During the mid-19th century, George Catlin created two large collections of paintings featuring Indian portraits, genre scenes, and western landscapes. The first collection, which he called his "Indian Gallery," included more than 500 works completed during the 1830s. Most of the surviving paintings from this group are now at the Smithsonian American Art Museum in Washington, DC. During the 1850s and 1860s, Catlin created a second collection, numbering more than 600 works, which he called his "Cartoon Collection." The surviving works from this collection were acquired by the American Museum of Natural History in New York in 1912. Paul Mellon purchased more than 300 paintings from the Cartoon Collection when they were deaccessioned. In 1965, he gave 351 works from this collection to the National Gallery of Art.

When Catlin exhibited the Cartoon Collection in New York in 1871, he published a catalog listing all the works. The catalog entries often included additional information about the subject of each painting. Catlin's catalog entry for this painting follows.

 

Cartoon No. 1.     Kónza.   

a. -- Sho-me-kós-se (The Wolf); head chief of the tribe, dressed in a rich costume of skins; on his Buffalo robe is curiously painted a Buffalo chase, and in his hand he holds a handsome pipe.

b. -- Wa-hón-ga-shee (No Fool).

c. -- Chesh-oo-hóng-ha (The Man of Good Sense).

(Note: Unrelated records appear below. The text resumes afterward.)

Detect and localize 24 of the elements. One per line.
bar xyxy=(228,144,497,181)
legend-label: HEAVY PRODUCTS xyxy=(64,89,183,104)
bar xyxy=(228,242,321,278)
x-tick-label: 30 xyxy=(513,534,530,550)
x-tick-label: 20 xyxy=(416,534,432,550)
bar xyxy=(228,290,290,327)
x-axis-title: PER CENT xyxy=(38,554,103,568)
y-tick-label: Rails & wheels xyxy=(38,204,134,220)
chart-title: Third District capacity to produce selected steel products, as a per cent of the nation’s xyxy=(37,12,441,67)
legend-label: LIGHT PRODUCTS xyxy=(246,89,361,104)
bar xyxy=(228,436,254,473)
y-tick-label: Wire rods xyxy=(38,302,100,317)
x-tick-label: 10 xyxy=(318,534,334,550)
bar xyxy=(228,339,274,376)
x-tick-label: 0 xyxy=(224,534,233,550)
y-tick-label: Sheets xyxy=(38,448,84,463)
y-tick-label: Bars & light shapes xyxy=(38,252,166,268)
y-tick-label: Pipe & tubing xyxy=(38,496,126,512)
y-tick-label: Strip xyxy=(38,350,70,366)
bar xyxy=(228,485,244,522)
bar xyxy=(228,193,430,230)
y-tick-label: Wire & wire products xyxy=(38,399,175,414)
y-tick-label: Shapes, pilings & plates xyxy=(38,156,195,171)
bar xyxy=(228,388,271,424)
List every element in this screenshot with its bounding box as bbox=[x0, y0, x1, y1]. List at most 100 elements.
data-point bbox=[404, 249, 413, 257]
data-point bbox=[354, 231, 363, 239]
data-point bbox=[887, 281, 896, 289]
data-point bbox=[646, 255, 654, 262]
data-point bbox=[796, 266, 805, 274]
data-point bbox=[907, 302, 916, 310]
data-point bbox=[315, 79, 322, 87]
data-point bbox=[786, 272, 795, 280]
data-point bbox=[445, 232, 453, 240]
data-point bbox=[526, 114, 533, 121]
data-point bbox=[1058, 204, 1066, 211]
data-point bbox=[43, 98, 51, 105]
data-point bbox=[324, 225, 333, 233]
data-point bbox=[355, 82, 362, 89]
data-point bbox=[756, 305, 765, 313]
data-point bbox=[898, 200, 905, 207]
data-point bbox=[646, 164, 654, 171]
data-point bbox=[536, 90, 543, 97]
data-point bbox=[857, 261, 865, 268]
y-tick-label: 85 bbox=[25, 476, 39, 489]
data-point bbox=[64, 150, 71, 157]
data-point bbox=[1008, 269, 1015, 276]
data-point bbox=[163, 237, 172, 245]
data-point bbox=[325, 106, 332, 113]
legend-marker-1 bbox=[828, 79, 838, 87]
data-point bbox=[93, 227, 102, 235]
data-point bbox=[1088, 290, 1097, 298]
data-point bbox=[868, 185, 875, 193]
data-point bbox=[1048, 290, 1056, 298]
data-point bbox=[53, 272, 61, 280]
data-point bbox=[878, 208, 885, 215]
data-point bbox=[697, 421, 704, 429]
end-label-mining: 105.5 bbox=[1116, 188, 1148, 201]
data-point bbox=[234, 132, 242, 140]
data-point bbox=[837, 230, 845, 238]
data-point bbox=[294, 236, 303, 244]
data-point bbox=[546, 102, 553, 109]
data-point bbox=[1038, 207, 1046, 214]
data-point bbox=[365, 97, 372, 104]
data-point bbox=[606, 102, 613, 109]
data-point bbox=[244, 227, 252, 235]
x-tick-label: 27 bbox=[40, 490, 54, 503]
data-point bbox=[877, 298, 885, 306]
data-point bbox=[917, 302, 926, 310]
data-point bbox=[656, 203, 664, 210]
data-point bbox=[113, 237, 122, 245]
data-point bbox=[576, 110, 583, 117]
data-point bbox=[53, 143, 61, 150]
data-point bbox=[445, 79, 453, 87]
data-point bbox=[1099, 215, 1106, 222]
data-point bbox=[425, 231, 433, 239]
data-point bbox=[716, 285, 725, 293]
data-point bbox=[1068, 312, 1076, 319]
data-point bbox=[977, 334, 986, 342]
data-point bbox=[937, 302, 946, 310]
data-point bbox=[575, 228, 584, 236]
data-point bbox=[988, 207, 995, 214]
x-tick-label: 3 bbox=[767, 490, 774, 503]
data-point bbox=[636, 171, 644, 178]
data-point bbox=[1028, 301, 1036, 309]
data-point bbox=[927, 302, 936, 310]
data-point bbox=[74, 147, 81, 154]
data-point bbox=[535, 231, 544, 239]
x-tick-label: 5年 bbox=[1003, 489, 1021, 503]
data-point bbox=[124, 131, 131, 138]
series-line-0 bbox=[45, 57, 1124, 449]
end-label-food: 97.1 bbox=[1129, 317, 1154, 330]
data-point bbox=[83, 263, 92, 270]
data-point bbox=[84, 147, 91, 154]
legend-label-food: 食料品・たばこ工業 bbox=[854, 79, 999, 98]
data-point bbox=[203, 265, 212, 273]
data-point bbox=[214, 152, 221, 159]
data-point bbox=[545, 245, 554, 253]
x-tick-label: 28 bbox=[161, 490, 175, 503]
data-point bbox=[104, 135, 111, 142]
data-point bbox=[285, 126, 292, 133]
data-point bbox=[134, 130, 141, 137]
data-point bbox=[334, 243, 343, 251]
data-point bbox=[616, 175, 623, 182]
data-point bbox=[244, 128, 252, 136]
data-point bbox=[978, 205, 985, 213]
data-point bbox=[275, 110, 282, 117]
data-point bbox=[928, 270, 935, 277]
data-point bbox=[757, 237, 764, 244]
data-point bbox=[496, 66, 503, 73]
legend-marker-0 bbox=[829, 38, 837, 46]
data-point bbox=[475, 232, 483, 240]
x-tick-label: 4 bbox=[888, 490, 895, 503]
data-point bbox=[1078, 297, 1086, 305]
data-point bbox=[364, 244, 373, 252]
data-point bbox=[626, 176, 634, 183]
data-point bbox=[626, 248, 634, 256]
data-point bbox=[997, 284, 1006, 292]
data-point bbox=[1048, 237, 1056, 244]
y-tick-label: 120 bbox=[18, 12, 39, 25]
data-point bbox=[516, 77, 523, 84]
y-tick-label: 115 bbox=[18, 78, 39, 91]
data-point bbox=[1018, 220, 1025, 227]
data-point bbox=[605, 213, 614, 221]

d. -- Meach-o-shín-gaw (The Little White Bear); three distinguished warriors of the Konza tribe, dressed and painted for war; their heads shaved and ornamented with red crests, made of the hair of deer's tails, dyed red, and horse hair; the uniform mode of the warriors of that tribe.

e. -- Din-dée (-----); wife and child of the Chief.

The remnant of a numerous and warlike tribe, decimated by rum and whiskey and the small pox, on the Kansas river west of Missouri. Painted in 1831.

Inscription

lower center: Catlin p.

Provenance

George Catlin [1796-1872]; by descent to his daughters, Clara Gregory Catlin, Louise Catlin Kinney, and Elizabeth Wing Catlin; purchased 1912 from Elizabeth Wing Catlin by the American Museum of Natural History; sold 1959 through (Kennedy Galleries, New York) to Mr. Paul Mellon, Upperville, VA; gift 1965 to the NGA.

Exhibition History
1968
Loan for display with permanent collection, Phoenix Art Museum, 1968-1969.
1985
Extended loan for use by Ambassador Joseph M. Rodgers, U.S. Embassy residence, Paris, France, 1985-1989.
Bibliography
1970
American Paintings and Sculpture: An Illustrated Catalogue. National Gallery of Art, Washington, 1970: 28.
1980
American Paintings: An Illustrated Catalogue. National Gallery of Art, Washington, 1980: 49, repro.
1992
American Paintings: An Illustrated Catalogue. National Gallery of Art, Washington, 1992: 57, repro.